Surfing the Web is now a legitimate topic for scientific research if the latest issue of Science magazine is any guide. The issue contains two papers on the Web: one proposing a 'law of surfing' and another comparing the performance of different search engines.
On page 98 of the April 3 issue of Science Steve Lawrence and Lee Giles of the NEC Research Institute in Princeton, New Jersey, report that no search engine covers more that one third of the 320 million indexable pages on the Web. The pair studied six search engines and found that HotBot covered the highest number of indexed pages (34% of the total), while Lycos covered the least (3%). However, HotBot also had the highest per centage of ‘dead links’ with 5.3% of the links not leading to the correct page. The average number of dead links on all engines was 3.1%.

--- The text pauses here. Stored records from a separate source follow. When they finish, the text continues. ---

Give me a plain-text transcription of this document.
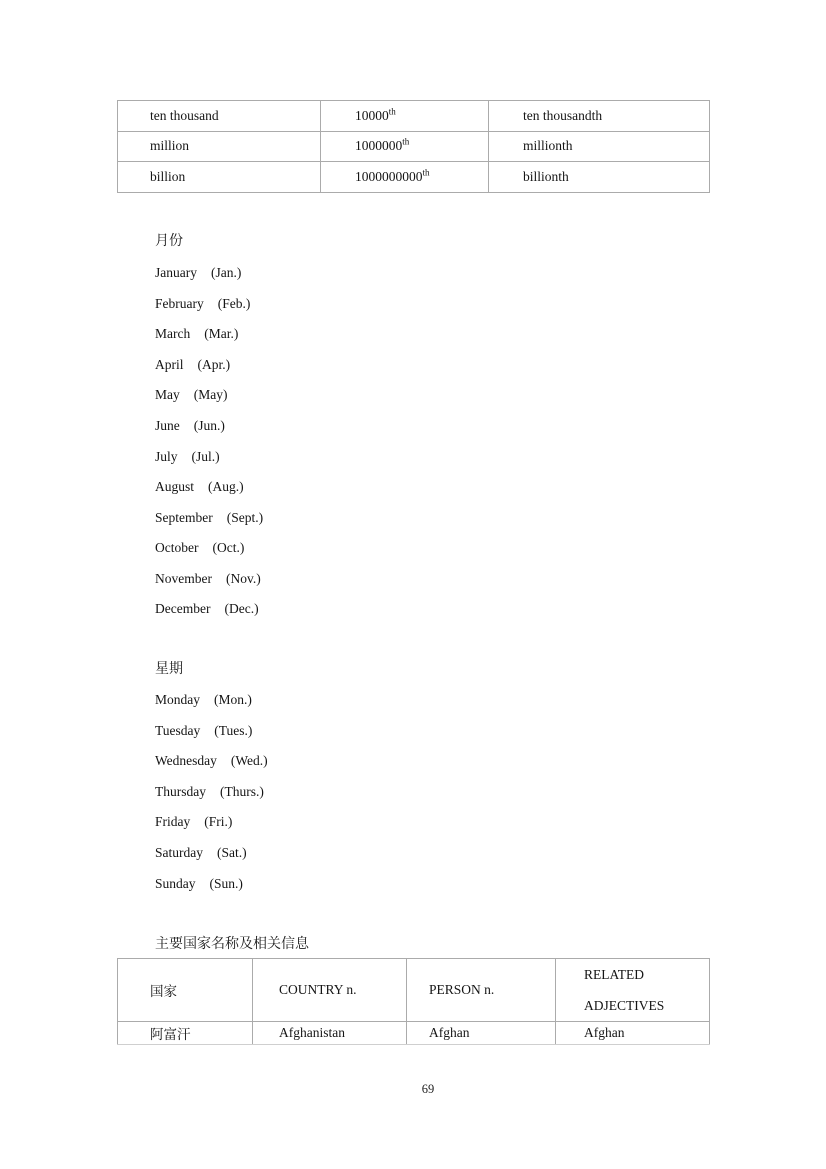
ten thousand	10000th	ten thousandth
million	1000000th	millionth
billion	1000000000th	billionth
月份
January (Jan.)
February (Feb.)
March (Mar.)
April (Apr.)
May (May)
June (Jun.)
July (Jul.)
August (Aug.)
September (Sept.)
October (Oct.)
November (Nov.)
December (Dec.)
星期
Monday (Mon.)
Tuesday (Tues.)
Wednesday (Wed.)
Thursday (Thurs.)
Friday (Fri.)
Saturday (Sat.)
Sunday (Sun.)
主要国家名称及相关信息
国家	COUNTRY n.	PERSON n.	RELATED
ADJECTIVES

阿富汗	Afghanistan	Afghan	Afghan
69
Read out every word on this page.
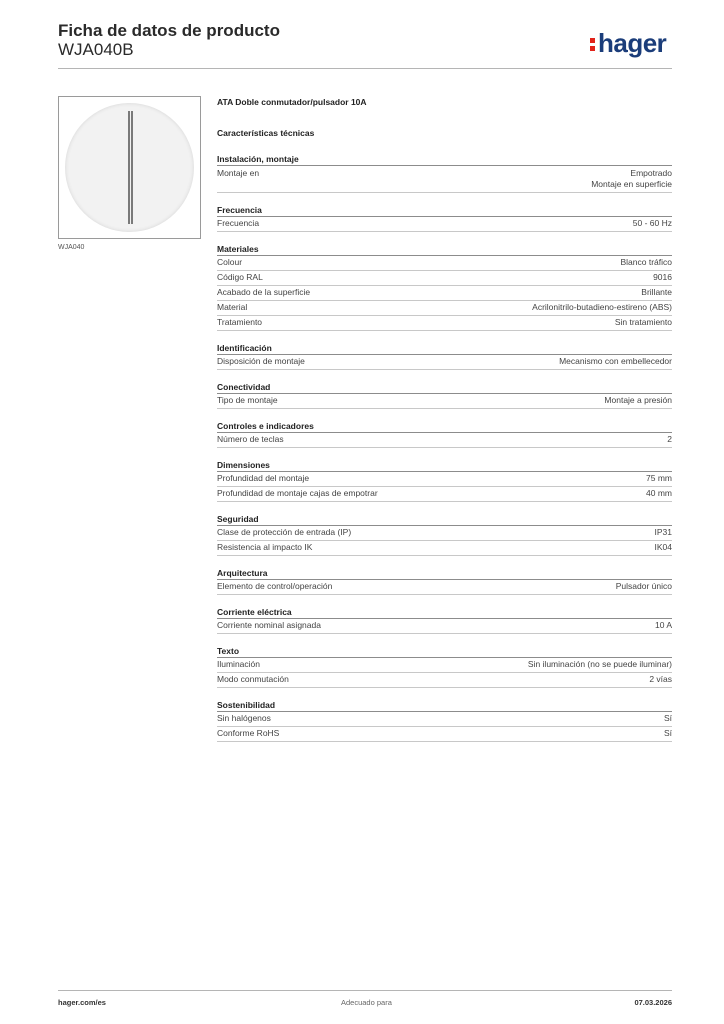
Ficha de datos de producto
WJA040B	hager
WJA040
ATA Doble conmutador/pulsador 10A
Características técnicas
Instalación, montaje
Montaje en	Empotrado
Montaje en superficie
Frecuencia
Frecuencia	50 - 60 Hz
Materiales
Colour	Blanco tráfico
Código RAL	9016
Acabado de la superficie	Brillante
Material	Acrilonitrilo-butadieno-estireno (ABS)
Tratamiento	Sin tratamiento
Identificación
Disposición de montaje	Mecanismo con embellecedor
Conectividad
Tipo de montaje	Montaje a presión
Controles e indicadores
Número de teclas	2
Dimensiones
Profundidad del montaje	75 mm
Profundidad de montaje cajas de empotrar	40 mm
Seguridad
Clase de protección de entrada (IP)	IP31
Resistencia al impacto IK	IK04
Arquitectura
Elemento de control/operación	Pulsador único
Corriente eléctrica
Corriente nominal asignada	10 A
Texto
Iluminación	Sin iluminación (no se puede iluminar)
Modo conmutación	2 vías
Sostenibilidad
Sin halógenos	Sí
Conforme RoHS	Sí
hager.com/es	Adecuado para	07.03.2026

Lawrence and Giles suggest that the best way to search the Internet is to use a search engine that combines output from a number of engines, such as Metacrawler. However, to look for a individual’s homepage, a ‘softbot’ – a program such as AHOY that can intelligently sort search data into a more meaningful structure – was recommended.
On page 95 of the same issue Bernardo Huberman and colleagues at the Xerox Palo Alto Research Center in Palo Alto, California, found that users follow common patterns of behaviour when looking at Web sites. The team constructed a model that matched an ‘interest’ threshold to the number of pages a user would look at, and tested it by studying the Web behaviour of 23, 692 America Online users over a total of five different days. They discovered – just as their model predicted – that on average a user only looks at three pages on a Web site, with most users looking at only one page. Part of the reason for this low number could be the slow access speeds available to most American Online members. The model does not work (yet) to predict the behaviour of individual communities such as physicists.